Firstly, the place cost squillions of dollars to build. It has a fantastic site right in Mitchell Street which is Darwin's "Eat Street". It is on a huge block of land with three road frontages so servicing the facility can be done from the rear. Everything is brand spanking new and no expense has been spared. The water pumping and treatment plant is so impressive that it has it's own viewing areas and descriptive signage! The two storey building has been purpose built for this attraction and that caused the first of my little niggles. If this attraction goes belly up there is absolutely nothing else that you could use the building for.

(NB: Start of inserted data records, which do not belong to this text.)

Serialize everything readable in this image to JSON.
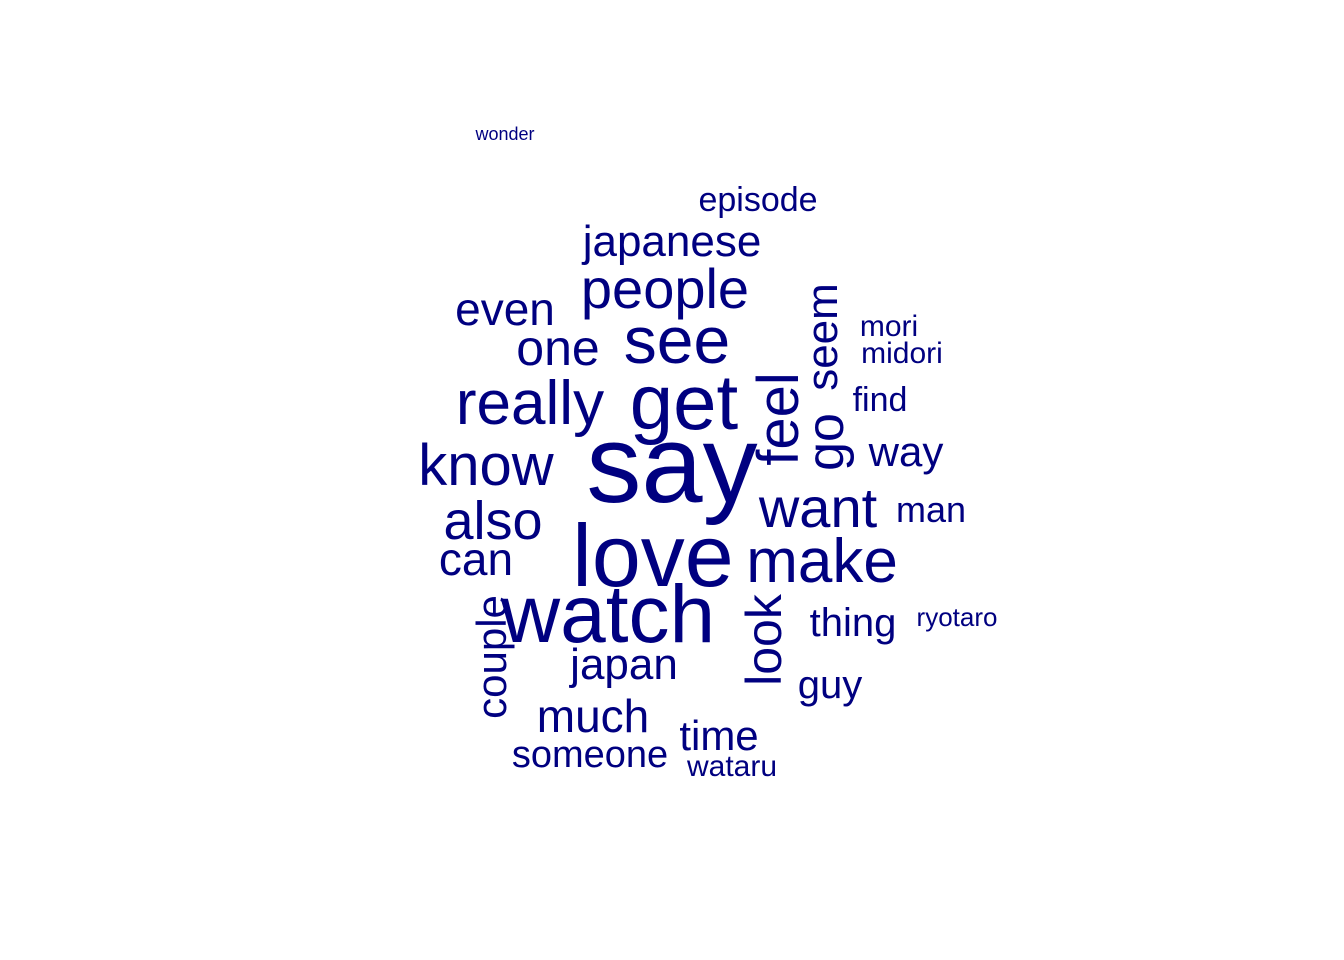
{
  "cloud": {
    "color": "#000080",
    "words": [
      "say",
      "get",
      "love",
      "watch",
      "really",
      "see",
      "make",
      "know",
      "people",
      "want",
      "feel",
      "also",
      "japanese",
      "seem",
      "one",
      "go",
      "look",
      "can",
      "even",
      "time",
      "much",
      "japan",
      "couple",
      "way",
      "guy",
      "someone",
      "thing",
      "man",
      "episode",
      "find",
      "mori",
      "midori",
      "wataru",
      "ryotaro",
      "wonder"
    ]
  }
}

Will it go belly up? I hope not but to me it seems wildly over capitalised. And it will have a fairly limited source of customers. At $28 per adult entry the backpackers are not embracing it - and they are Darwin's volume tourists. It should appeal to the casino goers and those among us who's vocabulary is based on the words "wow" and "awesome"!
Because it has been built for the wow factor impact. It is spotless, it is airconditioned, it features stainless steel and mock rock everywhere and it's stock has been carefully chosen. Huge crocs, a white croc, a deep aquarium pool with huge Barramundi, hundreds of baby crocs and a very impressive snake and lizard collection.
It is well designed to elicit wows. There is a short tunnell where you can walk underneath a couple of crocs, including the white one. For an extra fee you can be lowered into one of the croc ponds in a safety cage. They even have a swimming pool where, again for an extra fee, you can go for a dip with a massive saurian. Well you don't actually dip WITH it. There is a 145mm triple layer polymer wall between you and the croc and another one on the outside of the pool but they won't show up in the photos!
There is an airconditioned crocodile interpretive room which is very nice but, I felt, a bit shallow in it's approach to the subject. The one at Crocodylus Park was not as flash but it covered the subject in much greater detail.
The reptile collection was amazing and city people would love it. Carpeted floors [a bit like the Kyabram Fauna Park reptile house but about three times bigger], airconditioned, very good graphics and a superb collection of reptiles including a couple of the now mandatory albinos. [Olive and carpet pythons]. My main niggle with it is that I just don't like to see big monitors in glass cabinets but that's a personal thing. MARK will probably be on the plane tomorrow because they had the most comprehensive collection of geckos that I've seen on display anywhere!
So you won't visit Crocosaurus Cove to commune with nature - but you can do that at Crocodylus Park or the Territory Wildlife Park. To date, those Parks report that the new attraction has not affected their visitation figures at all. And I believe them. Crocodylus Park was running four croc shows a day when we were there and averaging about 80 people at a time. Crocosaurus Cove ran one which attracted 40 people.
What happens if this venture does not succeed? Well don't write it off too soon. A major shareholder is Mick Burns who owns the Darwin Croc Farm. The croc farm is now closed as a tourist attraction but it's farming income will certainly underpin the Crocosaurus Cove business. Mick is a pretty robust businessman and I heard [not from him] that there are plans for a nightclub among the crocs to liven things up a bit should business be a bit slow. The mind boggles!
Some of the other people involved with it are no lightweights either. They include Dr Adam Britton and his wife as well as Dr Gavin Bedford.
I wouldn't recommend that you make a special trip to Darwin to see Crocosaurus Cove [your visit will take about one hour] but if you are going to Darwin for any other reason then don't miss it.